In the revival meeting that we held out at the Coliseum, these Coliseum crusades for Christ two or three years ago, there was a young man in this church who persuaded a friend, another young man, to go out there and to attend the Coliseum crusade with him.  And when the preacher had delivered his message and the appeal was given and we sang the invitation hymn, that young man turned to his friend and pled with him to accept Jesus as his Savior and to go down to the front and make a public confession of his faith in Christ, but the young fellow steadfastly refused, “No.  No.  No.”  And finally, finally as he ceased his pleading in despair, there was a little girl seated in front of the young man in our church who was making that appeal.  There was a little girl, and she turned around to the young man and said to him, “Would you take me down to the front and to the pastor?  Would you go with me down to the front, go with me?”  And the young man, not knowing what to say or do, said, “Why yes, why yes,” and they came down to the front and to me; and the young man, when he came to me, said, “Pastor, I have no idea who this child is.  I have no idea where she came from or what her name is or who she is, but she turned around to me and asked me if I would come down to the front with her and if I’d take her down here to you.”  You know what I found out talking to that child?  As that young man pled with his friend to come to Jesus, he said, “No!  No!  No!”  But unknown to him, seated in front of him, standing there for the invitation was this little girl; and he said no, but the little girl in her heart said yes, and finally turned around to him and asked him if he’d go with her down to the front, that she’d given her heart to the Lord.

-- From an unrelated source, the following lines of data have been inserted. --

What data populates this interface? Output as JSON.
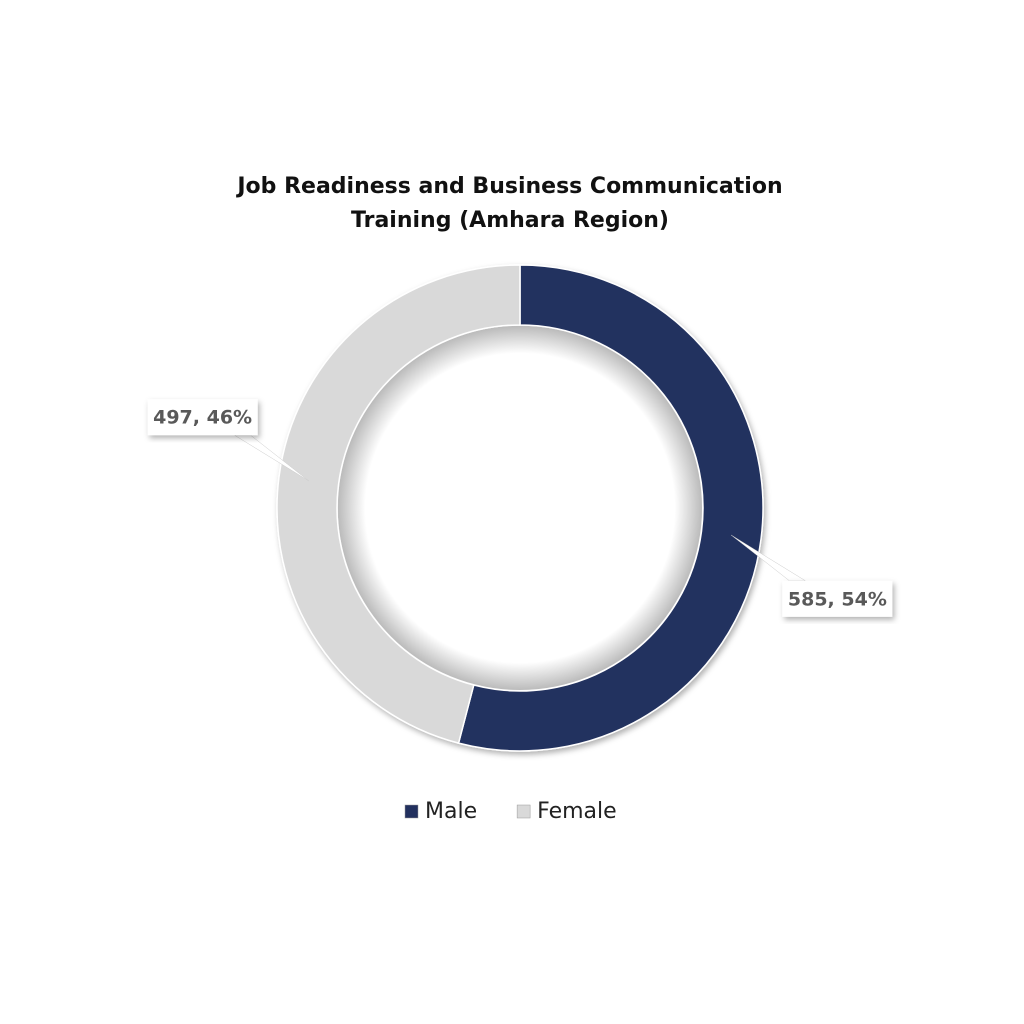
{
  "chart_data": {
    "type": "donut",
    "title": "Job Readiness and Business Communication Training (Amhara Region)",
    "categories": [
      "Male",
      "Female"
    ],
    "values": [
      585,
      497
    ],
    "value_labels": [
      "585, 54%",
      "497, 46%"
    ],
    "colors": [
      "#22305e",
      "#d9d9d9"
    ],
    "legend": "bottom"
  }
}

God has promised, “My word will not return unto Me void,” never, never, never.  We may die before the harvest.  We may never see it with our mortal eyes, but when we sow the seed of the Word, somewhere, sometime in God’s time, the Lord will honor it and bless it.  This is the promise of God: “My Word will not return unto Me void, but it shall accomplish the purpose whereunto I have sent it” [Isaiah 55:11].

At this early service, I mentioned a funeral service that I had Friday, last Friday.  The family does not belong to this church.  He did not belong to this church.  This is what happened:  in a store, in a business store downtown, in these days past, I had spoken to that man, and he said to his wife, “Dear wife, when I die, I want you to ask that pastor to conduct my memorial service.”  I said to his wife in visiting with her, “That is an astonishing and an amazing thing!”  She said, “But that little contact that he had with you made him think that God was near and the Lord is dear, and he has asked me if you’d hold his memorial service.”  Why, I never dreamed of such a thing.  It never entered my mind.  It was a casual thing, but God has said, “My word will not return unto Me void” [Isaiah 55:11].  Scattering seed, testifying of the goodness and the grace of our blessed Lord, and God honors it, and will.

Our time is past, and while we sing this hymn of invitation, somebody you, give himself to Jesus [Ephesians 2:8-9].  A family you, putting your life into the fellowship of the church, as the dear Lord in heaven will guide, will woo, will say the word of appeal, come and stand by me.  “Pastor, today I give my heart to Jesus” [Romans 10:9-10, 13], or, “Pastor, we’re putting our lives with these dear people in the fellowship of this church.”  We can’t convert anybody, we can’t save any soul.  There’s no adequacy or ableness in our hands.  But God is able [Hebrews 7:25].  We can just point to Jesus like John the Baptist, “Look, look, look, the Lamb of God, that takes away the sin of the world; look” [John 1:29].  All we can do is to point.  It is God that saves.  And if the Holy Spirit has spoken to your heart and bid you come, on the first note of the stanza, come, make it today, make it now.  When you stand up in a moment, stand up coming into this aisle and down here to the front, “Here I am, pastor, I make it today.”  Will you?  Will you?  While we stand and while we sing.